What a disappointment.
Here we were, all gussied up and looking to be dazzled by Arizona Theatre Company's season opener, Backwards in High Heels: The Ginger Musical. A rousing tribute to Ginger Rogers is long overdue; Fred Astaire may have gotten most of the attention in those RKO pictures in the '30s, but Rogers did everything he did, just "backwards and in high heels."
Settling into our seats, we are drawn into the magic of the era by Walt Spangler's set, which puts us backstage at a theater, the shades of gray suggesting the days of those classic, glamorous black-and-white movies. The orchestra revs up George and Ira Gershwin's "Fascinating Rhythm;" Ginger's image is projected on a huge screen made to resemble a gigantic frame of celluloid; and a three-man company of dancers enters, tap-tap-tapping in a wonderfully energetic welcome to an also-tap-tap-tapping Anna Aimee White as Ginger.
Away we go!
Unfortunately, that's about as fascinating as this ritzy, glitzy extravaganza gets. Oh, there's plenty of excellent singing and dancing, with magnificently lit sets that miraculously morph. There are plenty of special effects and impressive costumes. But at the center of all this shine and sparkle is a dull, dowdy rag of a book which ultimately tells us little about Ms. Rogers and effectively prevents us from caring a whit about her.
Rogers' story could be interesting. Raised by a mom who had experienced a taste of Hollywood life herself, teenage Virginia was determined to dance her way right out of Texas and into stardom. Feeling that her name suggested more a state than a star, she became "Ginger" after winning a local talent show which launched a touring career. Her talents quickly landed her on Broadway and then propelled her to Hollywood stardom, not only as Astaire's partner, but as a serious actress who won an Oscar for 1940's Kitty Foyle. Determined, hard-working and gutsy enough to stand up to studio bosses, she created an impressive career just as she created a mess of her personal life, with five failed marriages and a love-hate relationship with her mother.
There. Now you know as much as I do about Ginger Rogers, and I sat through a 2 1/2 hour show to learn that—and you probably feel as emotionally connected to her after reading my summary as I did after spending an evening at the theater.
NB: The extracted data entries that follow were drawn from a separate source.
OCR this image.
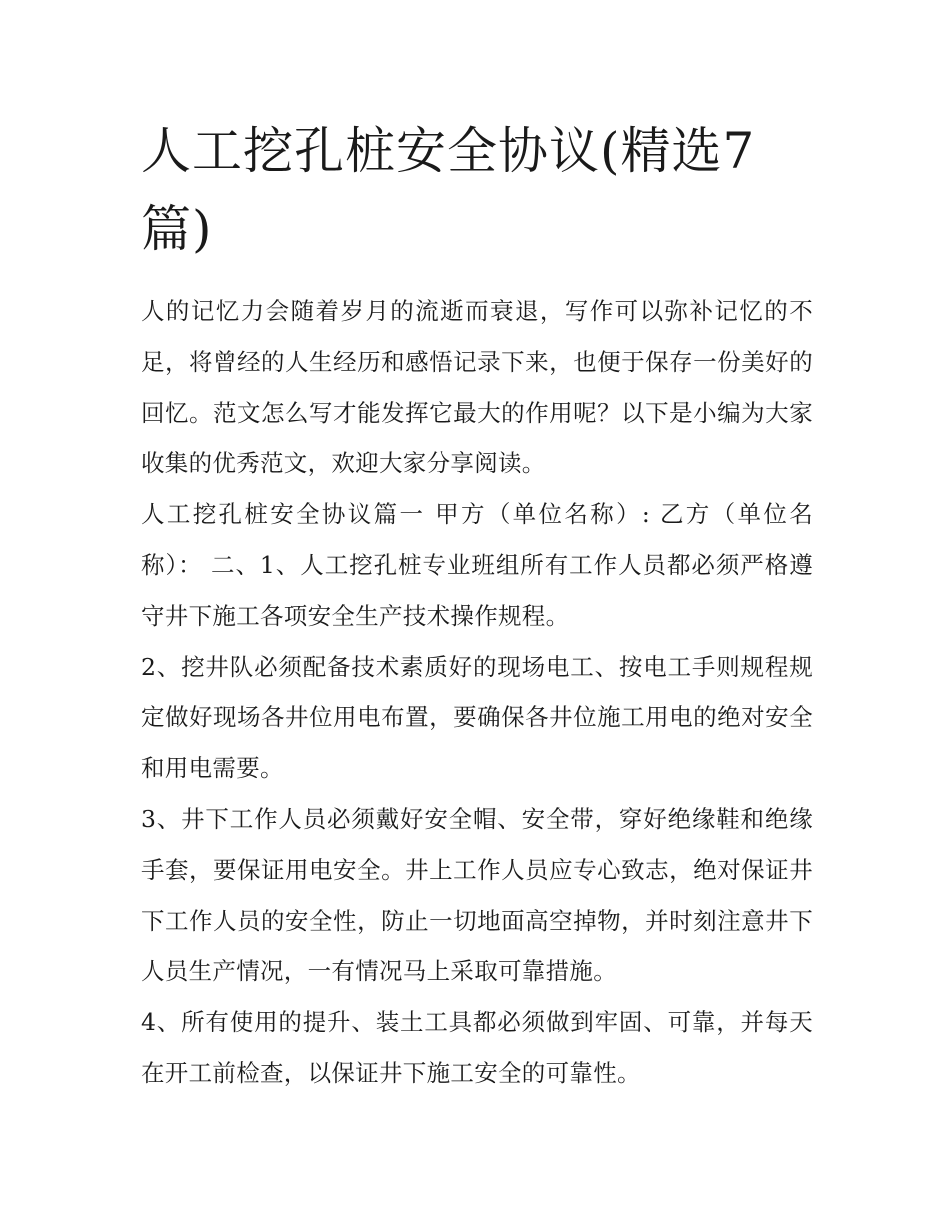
人工挖孔桩安全协议(精选7篇)

人的记忆力会随着岁月的流逝而衰退，写作可以弥补记忆的不足，将曾经的人生经历和感悟记录下来，也便于保存一份美好的回忆。范文怎么写才能发挥它最大的作用呢？以下是小编为大家收集的优秀范文，欢迎大家分享阅读。

人工挖孔桩安全协议篇一 甲方（单位名称）: 乙方（单位名称）： 二、1、人工挖孔桩专业班组所有工作人员都必须严格遵守井下施工各项安全生产技术操作规程。

2、挖井队必须配备技术素质好的现场电工、按电工手则规程规定做好现场各井位用电布置，要确保各井位施工用电的绝对安全和用电需要。

3、井下工作人员必须戴好安全帽、安全带，穿好绝缘鞋和绝缘手套，要保证用电安全。井上工作人员应专心致志，绝对保证井下工作人员的安全性，防止一切地面高空掉物，并时刻注意井下人员生产情况，一有情况马上采取可靠措施。

4、所有使用的提升、装土工具都必须做到牢固、可靠，并每天在开工前检查，以保证井下施工安全的可靠性。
Co-creators Christopher McGovern and Lynnette Barkley, director Scott Schwartz and choreographer Patti Colombo have put together some nifty staging and a skilled and energetic cast. The show looks beautiful. The music—period classics by the Gershwins, Irving Berlin, Dorothy Fields and Jerome Kern, with some of McGovern's originals mixed in—is driven by a solid orchestra conducted by Tim Robertson.
But McGovern's book, rather than fueling all that liveliness, deadens it. It's an artless, clunky contrivance which attempts to install the story of Rogers' relationship with her mother, Lela (a capable Heather Lee), as the heart of the piece. But their relationship isn't developed in a legitimate and substantive way. McGovern's book is not so much a story as it is a device, and although it provides a structural map, it actually gets in the way of involving us emotionally. There may be a story, but it has no guts.
Surely there's some fine singing and dancing. Matthew LaBanca, James Patterson, Benjie Randall and Christianne Tisdale constitute a quartet which does the work of a company of 20. They each give us glimpses of a variety of characters whose lives have intersected with Rogers', in ways big or small. They are all skilled performers, and although they, too, are sometimes victims of a less-than-perfect script, they each contribute their talents to an entertaining mix of song and dance.
And entertainment is what a show like this is really about, right? Then dispense with the flimsy biography, and just entertain us. Don't give us Ginger's story. Give us Ginger.
Unfortunately, Ms. White doesn't. It's not all her fault; since the book doesn't develop her character adequately, and because it tells its story episodically, there's little opportunity for the actress to mine the character's depth in our presence. Although she has to fight a weak script, it's White's job to build a character we can care about out of thin air, if that's all she has to work with. White dances very well and sings admirably, but she ultimately gives us only an idea of who Ginger is. And it's much harder to connect emotionally to an idea than to a real flesh-and-blood person.
Backwards in High Heels is a co-production of four regional professional theaters: Asolo Repertory Theatre in Florida, San Jose (Calif.) Repertory Theatre, and the Cleveland Play House, in addition to ATC. Because of the expense of putting together a show like this, there is a growing trend in which theaters pool their resources to create such a production and then plug it into each of their seasons. Backwards in High Heels has already had a run in Florida and will find a home in San Jose in November and December, and in Cleveland in January.
If you're willing to settle just for some decent entertainment, as this is, rather than a moving portrait of Ginger Rogers, then this show will fill the bill. But if you're looking for an experience which pleases not only the senses but also penetrates the heart, keep looking. A weak script renders this Ginger flat-footed.